After the painted surface dries, take 220 grit or higher sandpaper and lightly sand the chalk paint. Don’t use too much pressure; just a gentle scrub is enough to give your polycrylic something to hold onto. Once you’re through, clean the sanding dust with a tack cloth and proceed. 

Step 3

Take a paint dish, pour some polycrylic halfway and use a wooden stick to stir the finish gently. Remember not to shake the finish as it might establish bubbles. Now take your synthetic brush and administer long strokes slowly for even coverage. After the first coat dries, sand the surface lightly with less pressure, then clean the sanding dust with the tack cloth. 

Step 4

Apply the second coat and be quick so the drips won’t spill everywhere. Aim to balance the coverage, so there aren’t any visible imperfections. Next, let the polycrylic dry before sanding. Then allow 24 hours for the finish to cure. After that, you can proceed with a third coat if necessary. 

What’s the Difference Between Acrylic and Polycrylic?

Both acrylic and polycrylic fulfill similar benefits when applied to various surfaces. But a few qualities differentiate the two. The two differentiate by cost, application amounts, delivery method, drying time, and durability. 

Polycrylic is cheaper and elicits fewer VOCs as opposed to acrylic. 

How Do You Fix Polycrylic Problems? 

Surface imperfections are an inevitable issue when applying polycrylic to any surface. Some of the common surface irregularities include cracking, bubbling, chipping, and the rest. 

Each issue has its core source.  For instance, bubbling is caused by foreign matter penetrating the polycrylic surface. Or, it may transpire because of overdoing the application process. 

If bubbling occurs, sand them away and reapply an extra coat of polycrylic. 

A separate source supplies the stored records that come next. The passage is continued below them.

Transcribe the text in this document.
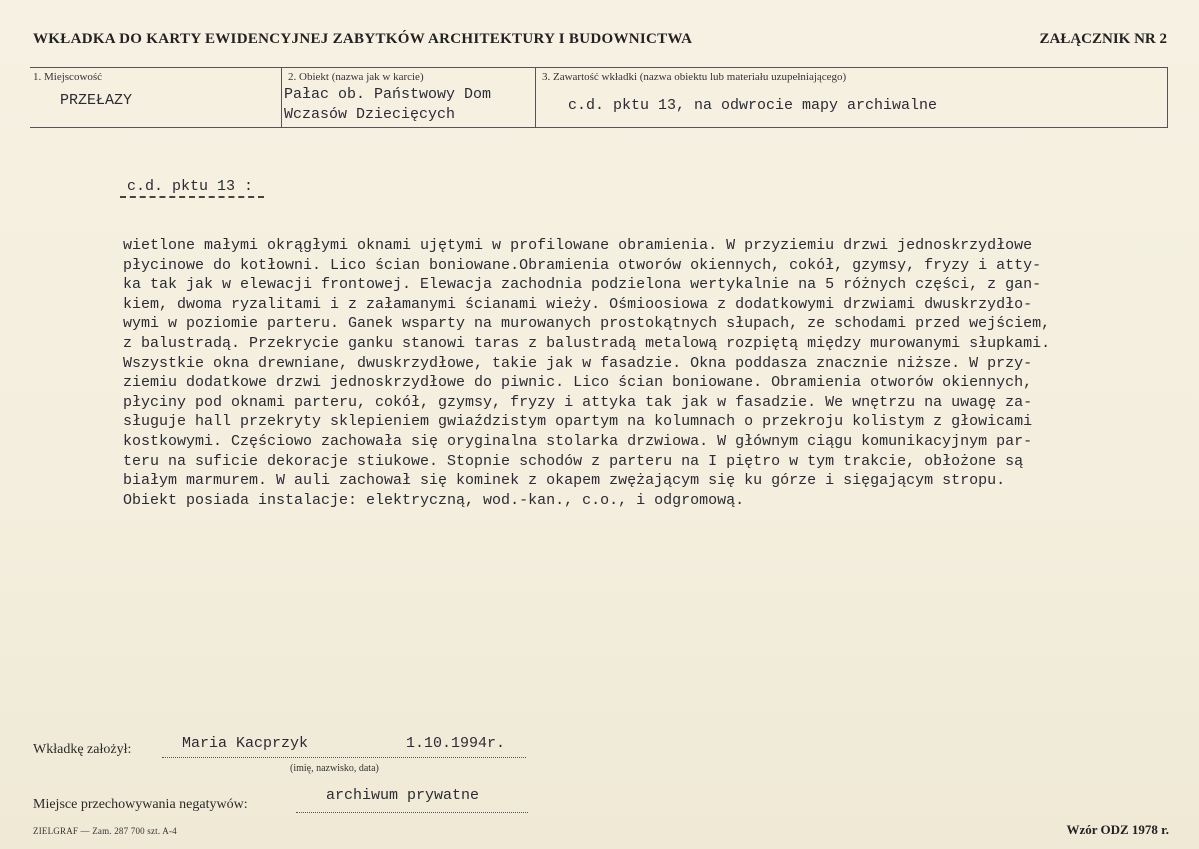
WKŁADKA DO KARTY EWIDENCYJNEJ ZABYTKÓW ARCHITEKTURY I BUDOWNICTWA	ZAŁĄCZNIK NR 2
1. Miejscowość
PRZEŁAZY
2. Obiekt (nazwa jak w karcie)
Pałac ob. Państwowy Dom
Wczasów Dziecięcych
3. Zawartość wkładki (nazwa obiektu lub materiału uzupełniającego)
c.d. pktu 13, na odwrocie mapy archiwalne
c.d. pktu 13 :
wietlone małymi okrągłymi oknami ujętymi w profilowane obramienia. W przyziemiu drzwi jednoskrzydłowe
płycinowe do kotłowni. Lico ścian boniowane.Obramienia otworów okiennych, cokół, gzymsy, fryzy i atty-
ka tak jak w elewacji frontowej. Elewacja zachodnia podzielona wertykalnie na 5 różnych części, z gan-
kiem, dwoma ryzalitami i z załamanymi ścianami wieży. Ośmioosiowa z dodatkowymi drzwiami dwuskrzydło-
wymi w poziomie parteru. Ganek wsparty na murowanych prostokątnych słupach, ze schodami przed wejściem,
z balustradą. Przekrycie ganku stanowi taras z balustradą metalową rozpiętą między murowanymi słupkami.
Wszystkie okna drewniane, dwuskrzydłowe, takie jak w fasadzie. Okna poddasza znacznie niższe. W przy-
ziemiu dodatkowe drzwi jednoskrzydłowe do piwnic. Lico ścian boniowane. Obramienia otworów okiennych,
płyciny pod oknami parteru, cokół, gzymsy, fryzy i attyka tak jak w fasadzie. We wnętrzu na uwagę za-
sługuje hall przekryty sklepieniem gwiaździstym opartym na kolumnach o przekroju kolistym z głowicami
kostkowymi. Częściowo zachowała się oryginalna stolarka drzwiowa. W głównym ciągu komunikacyjnym par-
teru na suficie dekoracje stiukowe. Stopnie schodów z parteru na I piętro w tym trakcie, obłożone są
białym marmurem. W auli zachował się kominek z okapem zwężającym się ku górze i sięgającym stropu.
Obiekt posiada instalacje: elektryczną, wod.-kan., c.o., i odgromową.
Wkładkę założył:	Maria Kacprzyk	1.10.1994r.
(imię, nazwisko, data)
Miejsce przechowywania negatywów:
archiwum prywatne
ZIELGRAF — Zam. 287 700 szt. A-4	Wzór ODZ 1978 r.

The other common problem with polycrylic is brush strokes. Usually, the brush strokes show through the final finish due to poor delivery methods. As I had said earlier, a quality synthetic brush is a better pick for this project. Such brushes have smooth bristles and won’t leave any brush strokes. Avoid using low-quality brushes and a roller. 

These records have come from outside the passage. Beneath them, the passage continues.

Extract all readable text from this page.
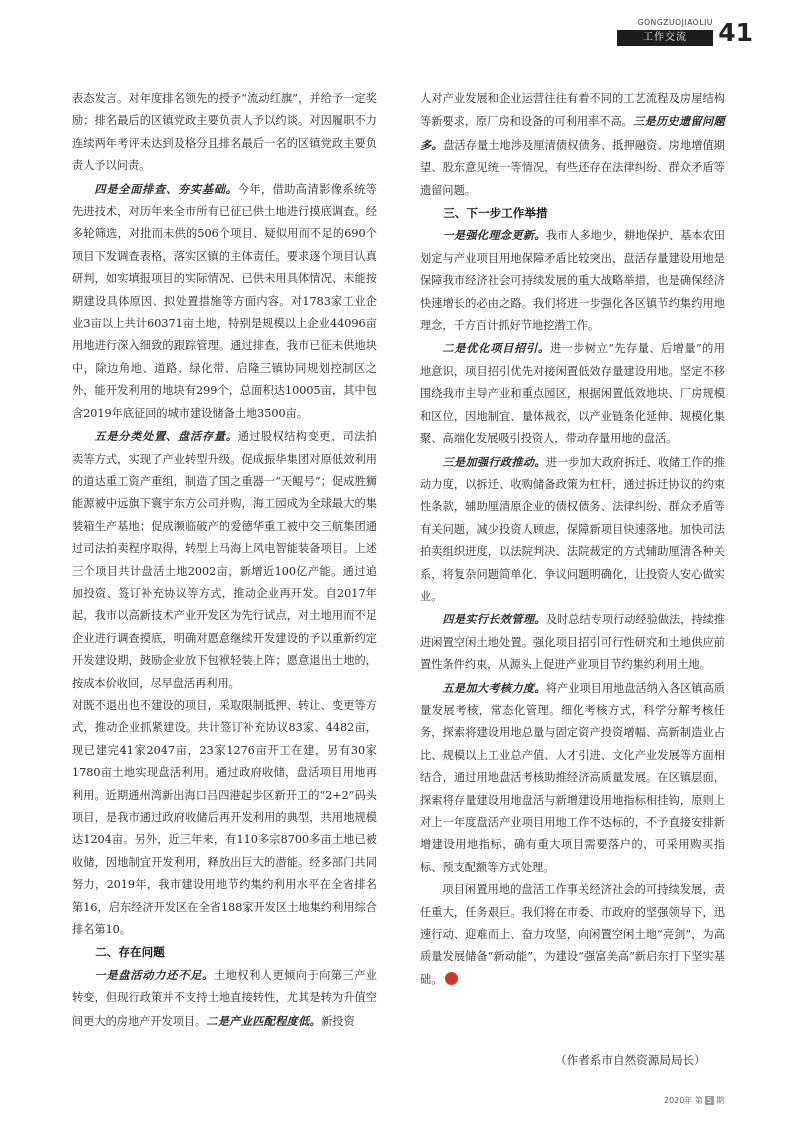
GONGZUOJIAOLIU
工作交流	41

表态发言。对年度排名领先的授予“流动红旗”，并给予一定奖励；排名最后的区镇党政主要负责人予以约谈。对因履职不力连续两年考评未达到及格分且排名最后一名的区镇党政主要负责人予以问责。

四是全面排查、夯实基础。今年，借助高清影像系统等先进技术，对历年来全市所有已征已供土地进行摸底调查。经多轮筛选，对批而未供的506个项目、疑似用而不足的690个项目下发调查表格，落实区镇的主体责任。要求逐个项目认真研判，如实填报项目的实际情况、已供未用具体情况、未能按期建设具体原因、拟处置措施等方面内容。对1783家工业企业3亩以上共计60371亩土地，特别是规模以上企业44096亩用地进行深入细致的跟踪管理。通过排查，我市已征未供地块中，除边角地、道路、绿化带、启隆三镇协同规划控制区之外，能开发利用的地块有299个，总面积达10005亩，其中包含2019年底征回的城市建设储备土地3500亩。

五是分类处置、盘活存量。通过股权结构变更、司法拍卖等方式，实现了产业转型升级。促成振华集团对原低效利用的道达重工资产重组，制造了国之重器一“天鲲号”；促成胜狮能源被中远旗下寰宇东方公司并购，海工园成为全球最大的集装箱生产基地；促成濒临破产的爱德华重工被中交三航集团通过司法拍卖程序取得，转型上马海上风电智能装备项目。上述三个项目共计盘活土地2002亩，新增近100亿产能。通过追加投资、签订补充协议等方式，推动企业再开发。自2017年起，我市以高新技术产业开发区为先行试点，对土地用而不足企业进行调查摸底，明确对愿意继续开发建设的予以重新约定开发建设期，鼓励企业放下包袱轻装上阵；愿意退出土地的，按成本价收回，尽早盘活再利用。

对既不退出也不建设的项目，采取限制抵押、转让、变更等方式，推动企业抓紧建设。共计签订补充协议83家、4482亩，现已建完41家2047亩，23家1276亩开工在建，另有30家1780亩土地实现盘活利用。通过政府收储，盘活项目用地再利用。近期通州湾新出海口吕四港起步区新开工的“2+2”码头项目，是我市通过政府收储后再开发利用的典型，共用地规模达1204亩。另外，近三年来，有110多宗8700多亩土地已被收储，因地制宜开发利用，释放出巨大的潜能。经多部门共同努力，2019年，我市建设用地节约集约利用水平在全省排名第16，启东经济开发区在全省188家开发区土地集约利用综合排名第10。

二、存在问题

一是盘活动力还不足。土地权利人更倾向于向第三产业转变，但现行政策并不支持土地直接转性，尤其是转为升值空间更大的房地产开发项目。二是产业匹配程度低。新投资

人对产业发展和企业运营往往有着不同的工艺流程及房屋结构等新要求，原厂房和设备的可利用率不高。三是历史遗留问题多。盘活存量土地涉及厘清债权债务、抵押融资、房地增值期望、股东意见统一等情况，有些还存在法律纠纷、群众矛盾等遗留问题。

三、下一步工作举措

一是强化理念更新。我市人多地少，耕地保护、基本农田划定与产业项目用地保障矛盾比较突出，盘活存量建设用地是保障我市经济社会可持续发展的重大战略举措，也是确保经济快速增长的必由之路。我们将进一步强化各区镇节约集约用地理念，千方百计抓好节地挖潜工作。

二是优化项目招引。进一步树立“先存量、后增量”的用地意识，项目招引优先对接闲置低效存量建设用地。坚定不移围绕我市主导产业和重点园区，根据闲置低效地块、厂房规模和区位，因地制宜、量体裁衣，以产业链条化延伸、规模化集聚、高端化发展吸引投资人，带动存量用地的盘活。

三是加强行政推动。进一步加大政府拆迁、收储工作的推动力度，以拆迁、收购储备政策为杠杆，通过拆迁协议的约束性条款，辅助厘清原企业的债权债务、法律纠纷、群众矛盾等有关问题，减少投资人顾虑，保障新项目快速落地。加快司法拍卖组织进度，以法院判决、法院裁定的方式辅助厘清各种关系，将复杂问题简单化、争议问题明确化，让投资人安心做实业。

四是实行长效管理。及时总结专项行动经验做法，持续推进闲置空闲土地处置。强化项目招引可行性研究和土地供应前置性条件约束，从源头上促进产业项目节约集约利用土地。

五是加大考核力度。将产业项目用地盘活纳入各区镇高质量发展考核，常态化管理。细化考核方式，科学分解考核任务，探索将建设用地总量与固定资产投资增幅、高新制造业占比、规模以上工业总产值、人才引进、文化产业发展等方面相结合，通过用地盘活考核助推经济高质量发展。在区镇层面，探索将存量建设用地盘活与新增建设用地指标相挂钩，原则上对上一年度盘活产业项目用地工作不达标的，不予直接安排新增建设用地指标，确有重大项目需要落户的，可采用购买指标、预支配额等方式处理。

项目闲置用地的盘活工作事关经济社会的可持续发展，责任重大，任务艰巨。我们将在市委、市政府的坚强领导下，迅速行动、迎难而上、奋力攻坚，向闲置空闲土地“亮剑”，为高质量发展储备“新动能”，为建设“强富美高”新启东打下坚实基础。

（作者系市自然资源局局长）
2020年 第 5 期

Lastly, for uneven polycrylic, use medium-grit sandpaper to smooth out the bumpy spots. But don’t use too much pressure to avoid cutting through deeply the entire finish. 

Final Thoughts

Polycrylic is a water-based protective coating, and it integrates the essential ingredients to keep your surface looking lively for years to come. This paint finish is commonplace for most DIYers because it is relatively cheap and elicits zero volatile organic compounds. But… 

Can You Paint Over Polycrylic? 

Yes, it’s practical to paint over polycrylic, but you need to give the finished surface thorough preps for your paint to adhere effortlessly. Prepare the finished surface by cleaning it and lightly sanding the existing finish for better paint adhesion. 

Did you find this post helpful to your quest of understanding the possibility of painting over polycrilyic? I hope so. If you have a question or suggestion that you would love to share kindly do so in the comment section below.